Bondi bonds on sea pool idea

Icebergs captain Matt Barry and Cottesloe Crabs president Neville Barker. The clubs are in close contact. Picture: Andrew Ritchie d407730
Icebergs captain Matt Barry and Cottesloe Crabs president Neville Barker. The clubs are in close contact. Picture: Andrew Ritchie d407730

‘I think it’s great, as it would teach people to swim, give disabled people access and be an assistance for winter swimmers,’ Mal Hynes, an Iceberg member since 1962, said from his home near Bondi Junction last week.

For the past 10 years, Mr Hynes has advised Cottesloe Surf Life Saving Club member Tom Locke about his proposal that would give WA swimmers a sheltered sea pool on the north side of Cottesloe Groyne.

Last Saturday, Iceberg and Cottesloe SLSC Crabs swimmers continued their 30-year rivalry, dubbed ‘Mates across the nation,’ in a friendly relay at Cottesloe Beach.

The next day about 450 winter swimmers, aged 18 to 88, from across Australia competed in the 38th annual Winter Swimming Association of Australia Championships at Challenge Stadium.

‘WA’s winter swimming talent would improve with a sea pool because you’re all swimming in heated pools now,’ Iceberg captain Matt Barry said.

University of WA researchers at the Centre for Water Research are using real- time wave and wind data from a buoy about 300m south of the groyne to test computer models of sea pool designs.

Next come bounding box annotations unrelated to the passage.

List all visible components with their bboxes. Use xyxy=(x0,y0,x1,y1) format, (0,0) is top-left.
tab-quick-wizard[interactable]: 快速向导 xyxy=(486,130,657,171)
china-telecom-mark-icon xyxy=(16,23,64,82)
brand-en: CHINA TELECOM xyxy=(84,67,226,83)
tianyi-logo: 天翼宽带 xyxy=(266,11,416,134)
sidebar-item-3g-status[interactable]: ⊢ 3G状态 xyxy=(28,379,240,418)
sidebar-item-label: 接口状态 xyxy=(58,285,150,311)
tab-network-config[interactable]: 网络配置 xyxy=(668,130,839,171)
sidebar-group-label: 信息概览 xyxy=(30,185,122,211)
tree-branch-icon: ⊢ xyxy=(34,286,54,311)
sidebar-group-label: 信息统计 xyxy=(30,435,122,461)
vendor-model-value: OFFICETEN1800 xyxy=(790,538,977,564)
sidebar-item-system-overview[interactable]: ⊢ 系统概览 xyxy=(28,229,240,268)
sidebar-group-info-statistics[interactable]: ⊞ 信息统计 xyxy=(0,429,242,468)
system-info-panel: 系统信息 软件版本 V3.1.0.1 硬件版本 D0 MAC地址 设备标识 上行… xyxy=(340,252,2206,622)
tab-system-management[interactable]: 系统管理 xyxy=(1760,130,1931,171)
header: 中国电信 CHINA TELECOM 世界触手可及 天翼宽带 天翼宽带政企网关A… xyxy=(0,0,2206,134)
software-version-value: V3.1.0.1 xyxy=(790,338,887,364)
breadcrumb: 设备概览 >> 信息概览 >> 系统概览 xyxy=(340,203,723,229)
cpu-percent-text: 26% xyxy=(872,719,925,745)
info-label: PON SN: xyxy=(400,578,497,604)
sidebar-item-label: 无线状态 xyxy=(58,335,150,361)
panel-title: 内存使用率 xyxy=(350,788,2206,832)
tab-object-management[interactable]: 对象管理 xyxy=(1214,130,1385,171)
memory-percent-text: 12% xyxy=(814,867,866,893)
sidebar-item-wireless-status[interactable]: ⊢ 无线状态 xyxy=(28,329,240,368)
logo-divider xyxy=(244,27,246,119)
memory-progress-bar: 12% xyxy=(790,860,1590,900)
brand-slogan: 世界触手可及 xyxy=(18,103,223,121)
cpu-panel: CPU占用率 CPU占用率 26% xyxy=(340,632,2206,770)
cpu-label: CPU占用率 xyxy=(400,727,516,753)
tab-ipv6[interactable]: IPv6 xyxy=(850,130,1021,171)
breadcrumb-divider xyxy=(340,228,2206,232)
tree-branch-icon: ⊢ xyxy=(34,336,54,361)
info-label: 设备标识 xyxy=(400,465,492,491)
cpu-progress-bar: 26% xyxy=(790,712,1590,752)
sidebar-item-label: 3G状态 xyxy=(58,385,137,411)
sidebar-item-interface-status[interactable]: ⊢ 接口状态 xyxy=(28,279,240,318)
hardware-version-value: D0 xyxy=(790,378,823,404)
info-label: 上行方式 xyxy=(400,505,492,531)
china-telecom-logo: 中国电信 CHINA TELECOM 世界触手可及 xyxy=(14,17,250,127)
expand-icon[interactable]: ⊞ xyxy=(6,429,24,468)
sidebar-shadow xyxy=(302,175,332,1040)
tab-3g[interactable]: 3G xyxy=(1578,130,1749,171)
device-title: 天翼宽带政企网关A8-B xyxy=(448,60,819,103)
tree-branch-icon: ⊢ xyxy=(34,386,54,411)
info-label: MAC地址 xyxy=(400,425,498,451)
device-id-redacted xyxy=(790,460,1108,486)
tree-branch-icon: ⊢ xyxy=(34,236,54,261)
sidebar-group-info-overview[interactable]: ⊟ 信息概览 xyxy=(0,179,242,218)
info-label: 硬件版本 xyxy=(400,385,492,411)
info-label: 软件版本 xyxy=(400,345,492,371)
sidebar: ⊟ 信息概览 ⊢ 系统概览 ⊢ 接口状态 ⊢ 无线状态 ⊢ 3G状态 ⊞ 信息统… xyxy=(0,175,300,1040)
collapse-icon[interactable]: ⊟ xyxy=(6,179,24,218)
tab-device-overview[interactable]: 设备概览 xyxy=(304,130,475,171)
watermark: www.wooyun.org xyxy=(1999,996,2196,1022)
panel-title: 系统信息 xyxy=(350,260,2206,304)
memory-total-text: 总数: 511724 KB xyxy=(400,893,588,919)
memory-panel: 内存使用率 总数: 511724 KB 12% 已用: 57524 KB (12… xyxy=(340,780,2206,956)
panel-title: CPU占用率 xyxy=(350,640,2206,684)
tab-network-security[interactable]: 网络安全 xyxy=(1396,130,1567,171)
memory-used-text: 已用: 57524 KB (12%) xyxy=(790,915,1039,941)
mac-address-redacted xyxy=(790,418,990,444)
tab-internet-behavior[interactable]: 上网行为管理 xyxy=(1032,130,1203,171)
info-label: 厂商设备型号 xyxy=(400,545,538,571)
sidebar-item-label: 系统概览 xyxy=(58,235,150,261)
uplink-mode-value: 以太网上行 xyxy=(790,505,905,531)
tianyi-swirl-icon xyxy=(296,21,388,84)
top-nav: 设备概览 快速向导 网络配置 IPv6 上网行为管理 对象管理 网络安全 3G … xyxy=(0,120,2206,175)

The models will gauge potential erosion patterns and ability of the pool to be flushed with fresh seawater in all conditions, before a final plan expected at the end of this year.

Mr Locke said the design work had progressed to considering the structure of the extension, with concepts ranging from smaller rocks that replicated the look of the existing groyne to a narrower barrier comprising the pool’s outer wall.

‘The favoured option is where it looks like a series of small piles around the perimeter and rocks will be placed beside each pile,’ Mr Locke said. The design would allow a smoother surface inside the pool to protect swimmers and a rougher outside wall to absorb wave energy.